Cardinal Timothy Dolan gets warm welcome at Coleman Catholic High School in Ulster (video)
TOWN OF ULSTER, N.Y. — Louis Tullo, the principal at John A. Coleman Catholic High School, regards it as a little miracle.
About eight months ago, he invited Archbishop Timothy Dolan to visit the high school on Hurley Avenue, but he was notified Dolan wouldn’t be able to make it until this coming September.
Tullo is retiring in June after 44 years in education.
“That’s why I called back and asked them if they could change it.
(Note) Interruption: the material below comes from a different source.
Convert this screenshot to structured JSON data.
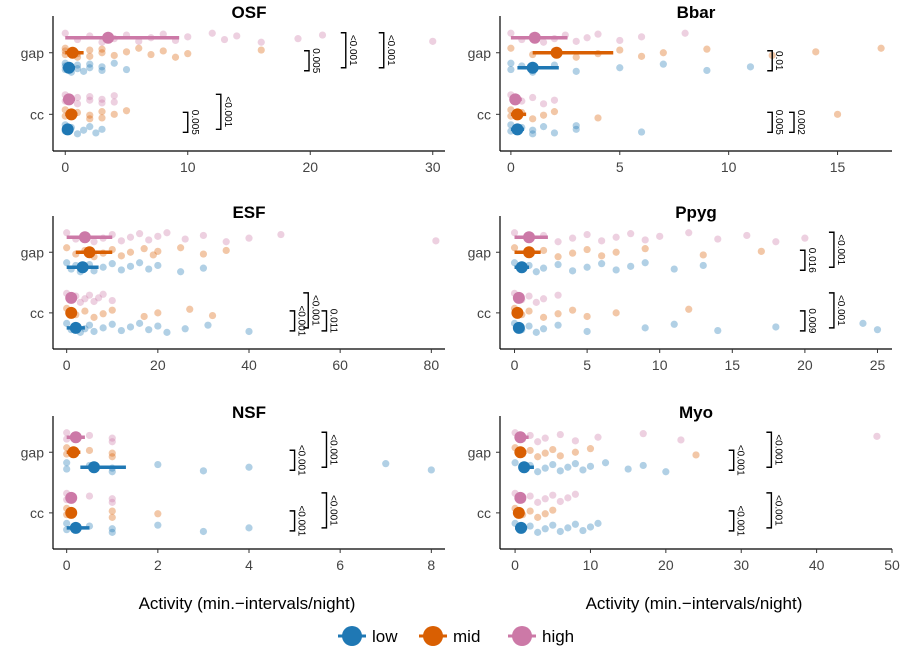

I don’t know how, but they found a way to make it happen, and I’m happy they did,” Tullo said on Wednesday.
Dolan, who was elevated to cardinal at the Vatican in February, made both Tullo and the student body at Coleman proud as he celebrated Mass in the school’s gymnasium Wednesday morning and later toured the building.
It marked his first visit to Ulster County since he became a cardinal.
“All I know is the word is out in my office, when I get an invitation from any of our wonderful Catholic schools, I want to go,” Dolan said after Mass.
“I also say, ‘You know what? The farther away, the better’ because I live smack dab in the middle of Manhattan.
“I’m so proud that the Archdiocese of New York comes way up north, and I said I want to go way up there because I don’t get to see those wonderful people enough, so here I am,” he said. Continued...
Ulster and Dutchess are the northernmost counties in the archdiocese.
During Dolan’s brief sermon, he told the story of how, years ago, he and his classmates at the Holy Infant School in St. Louis had made fun of a new student, who was French-Canadian.
The boy went on to win a spelling bee and got a gift certificate to a hot dog restaurant, and even after all of heckling from his classmates, he invited them to join him.
Dolan, now 62, likened that to love and forgiveness of Christ “multiplied by infinity.”
“He offered us love. We gave him hate,” Dolan said. “When he conquered sin and rose from the dead, he shared his victory with us.”
During Mass, members of Coleman’s choir performed and Dolan gave credit to the school for its excellence in education and the school’s 15-member board for its “sterling leadership.”
“Wherever I go, I hear the alumni from Coleman say how proud they are of the school,” he said.
The archdiocese formerly operated Coleman but announced in 2001 that it was closing the school. A community fundraising effort saved the school, and it has operated independently ever since.
Several students from nearby Catholic schools attended Wednesday’s Mass at Coleman, as did some local dignitaries. The event was not open to the public.
After Mass, the charismatic Dolan mingled with students and stopped to pose for pictures. Continued...
He even made his way back down a hallway to find and congratulate a couple that just celebrated 50 years of marriage.
Dolan then toured the school, making stops in many classrooms.
Tullo said later in the day that it was, indeed, one for the books at Coleman.
“We’re ecstatic,” he said. “This is a special for the school. ... We’re really happy to have the cardinal come up and see our kids and school and to see what we’ve done in the 11 years since we were privatized.”